M23: Agent security (Part D: Agentic Systems)

The moment you give an agent tools, you give it power, and anything it reads can try to seize that power. A support ticket, a web page, a tool's output, an email: any of them can carry hidden instructions, because an agent cannot tell instructions from data. Today you watch a single poisoned document make a helpful agent email a secret to an attacker, and then you stop it, with layered defenses you build yourself. This is the security mindset for everything you shipped in Part D.

Today's win: the same prompt-injection attack that leaks a secret from a vulnerable agent is blocked, at more than one layer, by a hardened one, all demonstrated offline on synthetic data.

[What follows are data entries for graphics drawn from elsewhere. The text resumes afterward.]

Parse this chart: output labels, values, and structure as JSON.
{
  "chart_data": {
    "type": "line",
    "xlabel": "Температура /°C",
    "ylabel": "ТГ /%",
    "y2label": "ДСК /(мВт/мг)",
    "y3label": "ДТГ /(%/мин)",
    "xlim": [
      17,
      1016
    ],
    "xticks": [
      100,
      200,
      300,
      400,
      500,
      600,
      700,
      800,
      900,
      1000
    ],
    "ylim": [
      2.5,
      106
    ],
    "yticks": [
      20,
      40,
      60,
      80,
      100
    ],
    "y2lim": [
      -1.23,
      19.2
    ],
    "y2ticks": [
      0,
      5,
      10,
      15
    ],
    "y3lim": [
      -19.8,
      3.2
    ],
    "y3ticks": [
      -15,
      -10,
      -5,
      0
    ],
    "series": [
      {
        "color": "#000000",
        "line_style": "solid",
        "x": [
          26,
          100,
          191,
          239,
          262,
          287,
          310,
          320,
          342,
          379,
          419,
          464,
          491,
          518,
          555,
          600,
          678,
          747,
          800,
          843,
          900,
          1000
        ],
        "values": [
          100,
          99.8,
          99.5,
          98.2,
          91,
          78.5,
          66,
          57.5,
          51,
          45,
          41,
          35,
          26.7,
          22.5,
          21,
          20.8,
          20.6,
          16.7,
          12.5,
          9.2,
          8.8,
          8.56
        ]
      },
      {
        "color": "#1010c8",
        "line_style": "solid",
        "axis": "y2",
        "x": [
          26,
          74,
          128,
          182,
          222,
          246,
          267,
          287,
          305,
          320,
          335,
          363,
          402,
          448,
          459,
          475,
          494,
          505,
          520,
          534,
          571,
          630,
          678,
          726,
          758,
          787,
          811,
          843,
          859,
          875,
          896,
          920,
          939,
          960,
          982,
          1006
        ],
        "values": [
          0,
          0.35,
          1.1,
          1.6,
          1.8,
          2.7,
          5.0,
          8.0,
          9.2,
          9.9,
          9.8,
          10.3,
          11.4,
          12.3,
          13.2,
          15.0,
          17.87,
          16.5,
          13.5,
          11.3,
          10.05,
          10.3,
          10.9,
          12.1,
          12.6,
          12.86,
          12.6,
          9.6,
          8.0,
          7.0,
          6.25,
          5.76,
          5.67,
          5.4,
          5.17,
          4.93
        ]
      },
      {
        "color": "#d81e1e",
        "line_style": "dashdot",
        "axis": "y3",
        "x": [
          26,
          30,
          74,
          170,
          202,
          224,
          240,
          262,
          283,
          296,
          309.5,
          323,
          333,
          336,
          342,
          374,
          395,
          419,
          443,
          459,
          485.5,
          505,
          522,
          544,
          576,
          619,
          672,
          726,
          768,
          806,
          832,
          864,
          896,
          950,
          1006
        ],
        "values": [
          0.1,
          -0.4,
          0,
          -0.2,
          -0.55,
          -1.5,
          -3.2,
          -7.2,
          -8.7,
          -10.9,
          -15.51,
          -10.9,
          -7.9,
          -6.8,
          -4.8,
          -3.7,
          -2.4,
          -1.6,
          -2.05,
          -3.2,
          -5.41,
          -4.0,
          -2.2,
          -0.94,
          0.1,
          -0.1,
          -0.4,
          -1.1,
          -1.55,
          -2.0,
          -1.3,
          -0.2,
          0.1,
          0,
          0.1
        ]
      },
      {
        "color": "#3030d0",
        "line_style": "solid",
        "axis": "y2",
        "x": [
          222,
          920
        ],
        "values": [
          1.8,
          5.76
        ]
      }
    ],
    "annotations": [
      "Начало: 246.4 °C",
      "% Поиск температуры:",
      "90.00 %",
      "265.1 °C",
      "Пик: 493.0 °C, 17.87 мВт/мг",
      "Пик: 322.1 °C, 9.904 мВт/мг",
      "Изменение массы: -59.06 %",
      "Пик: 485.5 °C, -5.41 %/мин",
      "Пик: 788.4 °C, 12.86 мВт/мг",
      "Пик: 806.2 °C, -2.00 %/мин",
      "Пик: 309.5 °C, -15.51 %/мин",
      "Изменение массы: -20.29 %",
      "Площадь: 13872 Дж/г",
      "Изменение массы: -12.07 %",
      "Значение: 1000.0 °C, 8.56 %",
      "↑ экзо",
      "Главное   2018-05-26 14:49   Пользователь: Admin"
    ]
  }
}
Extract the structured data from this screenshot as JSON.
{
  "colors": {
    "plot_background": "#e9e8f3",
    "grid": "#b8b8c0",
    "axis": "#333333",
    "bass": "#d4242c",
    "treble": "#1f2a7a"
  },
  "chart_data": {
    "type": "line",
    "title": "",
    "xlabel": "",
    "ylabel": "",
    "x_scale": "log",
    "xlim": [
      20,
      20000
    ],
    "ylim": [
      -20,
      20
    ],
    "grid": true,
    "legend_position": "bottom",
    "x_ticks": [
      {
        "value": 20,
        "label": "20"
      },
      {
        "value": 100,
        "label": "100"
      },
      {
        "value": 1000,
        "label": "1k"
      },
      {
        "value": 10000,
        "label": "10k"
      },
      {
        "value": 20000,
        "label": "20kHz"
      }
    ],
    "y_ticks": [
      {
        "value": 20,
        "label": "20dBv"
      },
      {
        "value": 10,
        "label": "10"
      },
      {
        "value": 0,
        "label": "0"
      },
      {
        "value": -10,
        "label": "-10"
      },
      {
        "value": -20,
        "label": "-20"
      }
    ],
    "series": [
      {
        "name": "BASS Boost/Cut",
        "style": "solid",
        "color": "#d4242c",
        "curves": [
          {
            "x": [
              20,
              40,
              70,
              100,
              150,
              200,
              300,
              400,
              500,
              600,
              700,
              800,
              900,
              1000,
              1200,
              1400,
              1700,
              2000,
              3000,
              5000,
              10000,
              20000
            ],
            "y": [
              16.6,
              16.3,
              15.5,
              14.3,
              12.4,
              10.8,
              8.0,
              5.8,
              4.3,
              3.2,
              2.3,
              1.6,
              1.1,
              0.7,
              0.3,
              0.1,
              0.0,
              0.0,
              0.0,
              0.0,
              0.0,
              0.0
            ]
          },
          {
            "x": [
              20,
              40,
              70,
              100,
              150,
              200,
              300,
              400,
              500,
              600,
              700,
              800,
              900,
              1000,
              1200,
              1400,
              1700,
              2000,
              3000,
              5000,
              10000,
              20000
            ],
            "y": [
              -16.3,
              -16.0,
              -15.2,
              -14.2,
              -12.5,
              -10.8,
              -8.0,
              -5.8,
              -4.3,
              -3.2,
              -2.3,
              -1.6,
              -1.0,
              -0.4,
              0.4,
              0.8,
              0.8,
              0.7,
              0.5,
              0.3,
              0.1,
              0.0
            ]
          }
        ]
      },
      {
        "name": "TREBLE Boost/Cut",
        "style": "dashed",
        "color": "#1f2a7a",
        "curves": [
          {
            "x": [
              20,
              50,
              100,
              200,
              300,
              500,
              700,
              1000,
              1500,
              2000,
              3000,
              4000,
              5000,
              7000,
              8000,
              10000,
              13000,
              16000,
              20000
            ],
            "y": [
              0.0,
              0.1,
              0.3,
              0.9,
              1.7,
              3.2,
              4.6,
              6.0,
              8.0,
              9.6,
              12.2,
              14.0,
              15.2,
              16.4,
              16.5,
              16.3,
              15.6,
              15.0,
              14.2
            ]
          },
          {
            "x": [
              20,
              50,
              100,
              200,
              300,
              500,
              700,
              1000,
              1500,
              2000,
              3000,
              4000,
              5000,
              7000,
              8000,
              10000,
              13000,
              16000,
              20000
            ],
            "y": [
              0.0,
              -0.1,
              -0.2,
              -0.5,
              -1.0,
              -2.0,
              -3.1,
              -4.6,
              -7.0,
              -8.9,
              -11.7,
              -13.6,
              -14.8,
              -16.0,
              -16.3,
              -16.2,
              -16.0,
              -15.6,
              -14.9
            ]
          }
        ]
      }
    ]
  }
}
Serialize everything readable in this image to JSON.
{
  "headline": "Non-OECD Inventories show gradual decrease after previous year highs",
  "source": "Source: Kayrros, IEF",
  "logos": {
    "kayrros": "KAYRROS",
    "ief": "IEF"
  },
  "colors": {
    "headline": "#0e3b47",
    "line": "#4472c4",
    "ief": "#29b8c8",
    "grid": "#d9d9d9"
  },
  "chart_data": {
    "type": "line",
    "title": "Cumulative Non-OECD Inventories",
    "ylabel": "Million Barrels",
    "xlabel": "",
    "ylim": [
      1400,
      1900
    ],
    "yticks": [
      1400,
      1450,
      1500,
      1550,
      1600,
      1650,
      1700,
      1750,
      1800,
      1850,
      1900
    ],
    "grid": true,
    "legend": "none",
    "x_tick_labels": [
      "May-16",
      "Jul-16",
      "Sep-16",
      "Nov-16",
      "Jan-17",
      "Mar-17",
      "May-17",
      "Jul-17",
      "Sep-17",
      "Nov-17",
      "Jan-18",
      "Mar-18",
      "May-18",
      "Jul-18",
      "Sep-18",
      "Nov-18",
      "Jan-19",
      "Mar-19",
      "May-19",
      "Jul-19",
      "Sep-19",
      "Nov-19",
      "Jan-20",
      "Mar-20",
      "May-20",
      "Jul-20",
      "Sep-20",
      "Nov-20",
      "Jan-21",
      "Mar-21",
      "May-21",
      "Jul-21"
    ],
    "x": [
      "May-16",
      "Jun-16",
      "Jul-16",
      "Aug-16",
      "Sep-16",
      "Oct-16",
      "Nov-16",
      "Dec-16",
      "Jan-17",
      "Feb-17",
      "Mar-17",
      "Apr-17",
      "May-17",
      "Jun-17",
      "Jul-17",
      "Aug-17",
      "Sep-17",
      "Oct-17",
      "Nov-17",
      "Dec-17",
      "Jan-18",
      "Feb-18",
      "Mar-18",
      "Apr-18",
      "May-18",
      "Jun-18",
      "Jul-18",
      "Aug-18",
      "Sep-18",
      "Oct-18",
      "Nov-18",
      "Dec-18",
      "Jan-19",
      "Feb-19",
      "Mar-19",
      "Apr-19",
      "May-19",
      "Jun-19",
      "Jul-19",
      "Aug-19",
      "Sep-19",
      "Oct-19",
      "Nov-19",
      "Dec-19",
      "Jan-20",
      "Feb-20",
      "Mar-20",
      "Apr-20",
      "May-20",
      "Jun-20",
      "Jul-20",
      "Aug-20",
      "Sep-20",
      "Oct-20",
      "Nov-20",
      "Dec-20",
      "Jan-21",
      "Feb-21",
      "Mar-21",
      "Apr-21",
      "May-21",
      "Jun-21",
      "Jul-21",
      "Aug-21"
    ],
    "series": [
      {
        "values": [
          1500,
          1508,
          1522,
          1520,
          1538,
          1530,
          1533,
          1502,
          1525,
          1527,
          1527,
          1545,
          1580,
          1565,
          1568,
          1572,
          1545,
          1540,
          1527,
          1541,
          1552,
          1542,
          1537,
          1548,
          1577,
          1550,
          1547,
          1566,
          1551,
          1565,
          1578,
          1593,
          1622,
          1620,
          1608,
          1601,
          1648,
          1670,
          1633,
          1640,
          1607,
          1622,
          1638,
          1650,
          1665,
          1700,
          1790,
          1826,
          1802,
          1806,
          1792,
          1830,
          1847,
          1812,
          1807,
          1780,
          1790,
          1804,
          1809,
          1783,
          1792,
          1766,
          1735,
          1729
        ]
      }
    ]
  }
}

Scope and ethics: everything here is synthetic and for defense only. The payloads are fake, the "secret" is fake, and the email tool sends nothing. Use these techniques solely to defend systems you own or are explicitly authorized to test. This module teaches you to protect agents, not attack them.

Today you will

See indirect prompt injection: instructions smuggled inside content the agent reads
See excessive agency: how an over-powered tool turns a hijack into real damage (data exfiltration)
Build layered defenses: treat external content as data, detect injection, least-privilege tools, redact secrets, and the approval gate from M22
Learn defense in depth: why you never rely on the model resisting injection alone

Run of show (about 60 minutes)

Time	What we do
0:00	Hook: the agent that emailed a secret to an attacker
0:05	The one idea: the agent cannot tell instructions from data (read `notes.md`)
0:12	Lab Part A: run the attack and watch a vulnerable agent leak
0:30	Lab Part B: add defenses and watch each layer stop it
0:52	Show: post the vulnerable leak next to the hardened block
1:00	Wrap

If you get stuck

Builds on M10 (guardrails), M16 (MCP and tool risks), and M22 (the approval gate, reused here). Reuse your .env key only for the optional live run.
The core lab runs offline, free, no key (mock model, synthetic payloads). No new libraries. Nothing here can harm your computer; the attack is simulated end to end.
Each defense is a few lines in defenses.py. If a layer is not blocking, read that function and the order it runs in.

Optional challenge

Open starters/add_defense.py and build an outbound content scanner: block anything leaving the system that contains a secret or points at a domain not on your allowlist. Exfiltration hides in URLs and image links, not just email, so the last line of defense is watching what goes out.